The nearest North African countries to Lampedusa are: nearest, Tunisia, and next nearest, Libya. Demographically both countries are overwhelmingly Middle Eastern white, having been ruled by Arabs and Turks for several centuries; so most of the boat people coming to Lampedusa these twenty-odd years past have been of that same stock.
Recently things have changed, though, most especially in Tunisia. Across the Sahara Desert to the south, the black African countries of the Sahel have been heading out ever further in the directions of over-population, under-development, and serious civic disorder. There’s been a steady flow of migrants northwards, especially into Tunisia, which until recently had a healthy economy.
The inflow of black Africans was OK for a while. But then the economy went into the tank, unemployment shot up, the president took emergency powers, and the blacks found themselves seriously unwelcome—not least by the president, a chap named Saied, who told them they should go back across the Sahara to black Africa.
The last few months things have gotten very bad for the blacks in Tunisia.
Quote from the Washington Post, June 30th:
According to more than 25 Washington Post interviews with victims, aid groups and activists, Black Africans have been assaulted, robbed, spit on, raped, stabbed and dragged through the streets. Last month, a man from Benin was hacked to death by a group of young Tunisians.
The racist roots of the rise in migration to Europe this year; Washington Post, June 30, 2023
After the Tunisian president embraced a “great replacement” conspiracy theory, aggression against Black Africans in Tunisia exploded and an exodus followed. https://t.co/f0q7QKGR7q— The Washington Post (@washingtonpost) June 30, 2023
So of course the blacks are all heading to Europe—i.e., to Lampedusa. Tuesday this week, in some calm weather after a spell of rough seas, a flotilla of more than a hundred boats reached the island. By late Wednesday over seven thousand people had arrived, more than doubling the island’s population. To judge from the news pictures, practically all of the 7,000 are young men of fighting age.

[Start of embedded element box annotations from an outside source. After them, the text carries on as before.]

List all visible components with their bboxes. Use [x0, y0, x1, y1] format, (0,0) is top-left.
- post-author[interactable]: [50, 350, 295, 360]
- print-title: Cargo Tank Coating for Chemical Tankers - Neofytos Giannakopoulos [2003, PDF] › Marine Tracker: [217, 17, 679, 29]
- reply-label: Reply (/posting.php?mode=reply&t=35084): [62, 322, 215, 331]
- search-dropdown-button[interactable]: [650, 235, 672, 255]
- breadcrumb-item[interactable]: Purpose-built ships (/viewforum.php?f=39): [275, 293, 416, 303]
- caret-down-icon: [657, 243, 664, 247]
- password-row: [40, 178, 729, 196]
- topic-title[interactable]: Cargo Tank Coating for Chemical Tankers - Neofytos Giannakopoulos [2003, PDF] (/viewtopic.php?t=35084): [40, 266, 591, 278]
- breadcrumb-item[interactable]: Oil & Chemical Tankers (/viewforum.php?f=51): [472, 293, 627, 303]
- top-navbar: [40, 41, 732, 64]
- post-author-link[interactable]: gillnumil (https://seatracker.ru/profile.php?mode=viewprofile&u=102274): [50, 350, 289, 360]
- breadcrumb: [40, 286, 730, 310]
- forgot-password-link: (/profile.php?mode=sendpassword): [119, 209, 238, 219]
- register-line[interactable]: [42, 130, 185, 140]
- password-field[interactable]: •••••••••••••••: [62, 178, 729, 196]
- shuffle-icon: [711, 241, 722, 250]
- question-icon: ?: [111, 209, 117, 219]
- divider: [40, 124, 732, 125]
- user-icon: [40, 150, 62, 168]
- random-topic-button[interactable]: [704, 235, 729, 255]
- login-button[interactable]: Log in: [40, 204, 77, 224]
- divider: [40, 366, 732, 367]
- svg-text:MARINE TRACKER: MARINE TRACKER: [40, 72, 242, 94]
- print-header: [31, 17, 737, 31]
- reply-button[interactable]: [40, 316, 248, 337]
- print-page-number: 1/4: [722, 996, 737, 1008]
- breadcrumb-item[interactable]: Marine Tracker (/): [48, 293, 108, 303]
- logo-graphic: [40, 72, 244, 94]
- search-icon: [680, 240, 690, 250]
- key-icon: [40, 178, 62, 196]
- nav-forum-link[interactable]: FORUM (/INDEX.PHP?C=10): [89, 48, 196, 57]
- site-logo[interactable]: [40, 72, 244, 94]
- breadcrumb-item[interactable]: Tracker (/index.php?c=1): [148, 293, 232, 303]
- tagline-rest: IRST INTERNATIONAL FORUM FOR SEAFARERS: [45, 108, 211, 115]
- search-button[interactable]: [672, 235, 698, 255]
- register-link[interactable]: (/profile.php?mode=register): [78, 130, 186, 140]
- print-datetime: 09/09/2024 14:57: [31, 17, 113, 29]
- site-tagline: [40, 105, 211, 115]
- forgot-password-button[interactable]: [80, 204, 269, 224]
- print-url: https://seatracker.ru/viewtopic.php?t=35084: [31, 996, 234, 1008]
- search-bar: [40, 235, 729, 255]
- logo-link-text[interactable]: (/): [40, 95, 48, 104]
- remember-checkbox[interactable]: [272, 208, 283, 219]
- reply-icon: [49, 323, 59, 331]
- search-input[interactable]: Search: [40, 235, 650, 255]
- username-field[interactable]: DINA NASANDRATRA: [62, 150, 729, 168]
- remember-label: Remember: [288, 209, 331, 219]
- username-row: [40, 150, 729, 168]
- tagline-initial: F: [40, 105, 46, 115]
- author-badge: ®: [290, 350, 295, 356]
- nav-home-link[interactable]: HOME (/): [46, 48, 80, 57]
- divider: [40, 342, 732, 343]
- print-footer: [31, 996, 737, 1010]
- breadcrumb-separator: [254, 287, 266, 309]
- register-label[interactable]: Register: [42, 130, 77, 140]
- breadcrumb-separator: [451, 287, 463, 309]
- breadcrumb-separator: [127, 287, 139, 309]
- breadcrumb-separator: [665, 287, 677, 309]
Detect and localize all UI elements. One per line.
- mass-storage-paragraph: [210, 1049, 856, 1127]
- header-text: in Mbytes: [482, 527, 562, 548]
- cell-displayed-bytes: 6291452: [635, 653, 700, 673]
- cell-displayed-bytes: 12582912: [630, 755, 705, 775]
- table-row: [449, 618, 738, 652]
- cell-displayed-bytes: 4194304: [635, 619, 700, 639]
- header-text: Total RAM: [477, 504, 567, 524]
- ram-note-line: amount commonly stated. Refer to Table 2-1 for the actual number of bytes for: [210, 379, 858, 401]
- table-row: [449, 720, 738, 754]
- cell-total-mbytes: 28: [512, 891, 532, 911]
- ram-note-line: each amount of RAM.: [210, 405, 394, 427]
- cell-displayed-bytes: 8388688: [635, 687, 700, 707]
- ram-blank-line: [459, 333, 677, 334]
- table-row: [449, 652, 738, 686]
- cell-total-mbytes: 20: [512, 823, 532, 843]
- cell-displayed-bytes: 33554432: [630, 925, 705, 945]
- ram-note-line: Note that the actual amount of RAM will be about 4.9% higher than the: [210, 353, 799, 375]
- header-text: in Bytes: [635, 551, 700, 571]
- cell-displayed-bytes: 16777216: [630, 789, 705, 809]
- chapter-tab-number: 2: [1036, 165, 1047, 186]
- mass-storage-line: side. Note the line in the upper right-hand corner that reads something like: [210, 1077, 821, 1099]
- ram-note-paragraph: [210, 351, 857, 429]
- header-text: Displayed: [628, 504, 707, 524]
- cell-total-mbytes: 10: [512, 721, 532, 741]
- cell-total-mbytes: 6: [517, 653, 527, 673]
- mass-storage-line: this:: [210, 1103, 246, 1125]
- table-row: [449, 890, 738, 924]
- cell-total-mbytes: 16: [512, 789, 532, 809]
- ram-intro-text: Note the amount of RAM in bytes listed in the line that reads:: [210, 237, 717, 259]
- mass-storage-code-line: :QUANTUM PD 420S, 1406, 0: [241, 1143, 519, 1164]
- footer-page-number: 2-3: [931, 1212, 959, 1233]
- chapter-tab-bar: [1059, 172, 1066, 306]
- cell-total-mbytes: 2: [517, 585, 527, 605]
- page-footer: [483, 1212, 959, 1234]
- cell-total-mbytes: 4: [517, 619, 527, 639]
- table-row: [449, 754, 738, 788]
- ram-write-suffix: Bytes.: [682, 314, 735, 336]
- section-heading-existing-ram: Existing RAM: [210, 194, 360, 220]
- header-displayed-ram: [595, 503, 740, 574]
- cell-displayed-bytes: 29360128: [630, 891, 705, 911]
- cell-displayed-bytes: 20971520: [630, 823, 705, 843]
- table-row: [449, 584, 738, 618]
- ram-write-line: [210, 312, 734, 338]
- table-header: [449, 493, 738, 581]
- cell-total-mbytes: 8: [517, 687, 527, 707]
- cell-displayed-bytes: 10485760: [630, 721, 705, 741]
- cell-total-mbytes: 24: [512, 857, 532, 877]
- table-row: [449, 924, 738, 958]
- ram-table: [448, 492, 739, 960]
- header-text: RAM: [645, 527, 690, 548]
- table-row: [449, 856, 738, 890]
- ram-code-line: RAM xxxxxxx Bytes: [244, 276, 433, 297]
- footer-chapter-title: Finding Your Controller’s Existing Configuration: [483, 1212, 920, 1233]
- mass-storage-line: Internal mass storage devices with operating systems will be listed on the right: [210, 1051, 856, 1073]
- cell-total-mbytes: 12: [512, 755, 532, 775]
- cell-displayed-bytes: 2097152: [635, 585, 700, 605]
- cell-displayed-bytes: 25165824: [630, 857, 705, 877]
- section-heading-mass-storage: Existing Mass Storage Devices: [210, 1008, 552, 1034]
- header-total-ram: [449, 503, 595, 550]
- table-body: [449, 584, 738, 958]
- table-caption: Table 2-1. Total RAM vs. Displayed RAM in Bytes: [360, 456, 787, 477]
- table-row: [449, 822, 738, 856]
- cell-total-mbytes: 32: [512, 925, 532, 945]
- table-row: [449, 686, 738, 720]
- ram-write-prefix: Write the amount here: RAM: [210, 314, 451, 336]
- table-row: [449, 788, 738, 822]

This is a big embarrassment for Italy’s Prime Minister, Giorgia Meloni, who was elected to that office a year ago on a platform of curbing illegal immigration, and who has been leading a combined EU effort to bribe Tunisia and other North African countries to curtail people-smuggling.
As I record here, the Italians are moving illegals from Lampedusa to Sicily and the Italian mainland as fast as they can, with a honcho from the United Nations refugee agency urging other European countries to help.
Willingness on the part of European nations to do so is … variable.
Those nations of Eastern Europe that used to be Soviet satellites are the most resolute in policing and defending their borders, sometimes in defiance of EU edicts. At the other extreme is Britain, which shows neither the inclination nor the ability to defend her borders.
Germany just this week, perhaps trending in the East European direction, pulled out of a multinational program to take illegals from front-line countries like Italy and Greece.
In France, on the other hand, President Macron is mumbling about a vague new scheme to get all EU members helping solve the crisis. In the meantime he continues to do as little as he can to stop the flow from France to Britain across the Channel.
So probably most of these Africans from Tunisia will end up in the U.K. after passing first through Italy and France.
Raspail drew a convincing picture of the incoming hordes (although he had them originating in India, not Africa); but the thing I remember most vividly from the book is the cowardice and helplessness of the Europeans—their utter inability to grasp what was happening, or to resist it—as their lands, the lands of their ancestors, were overrun.
Will there still be a place we can recognize as Europe another fifty years from now? Every time I read a story like this week’s out of Lampedusa, my hope recedes a little further.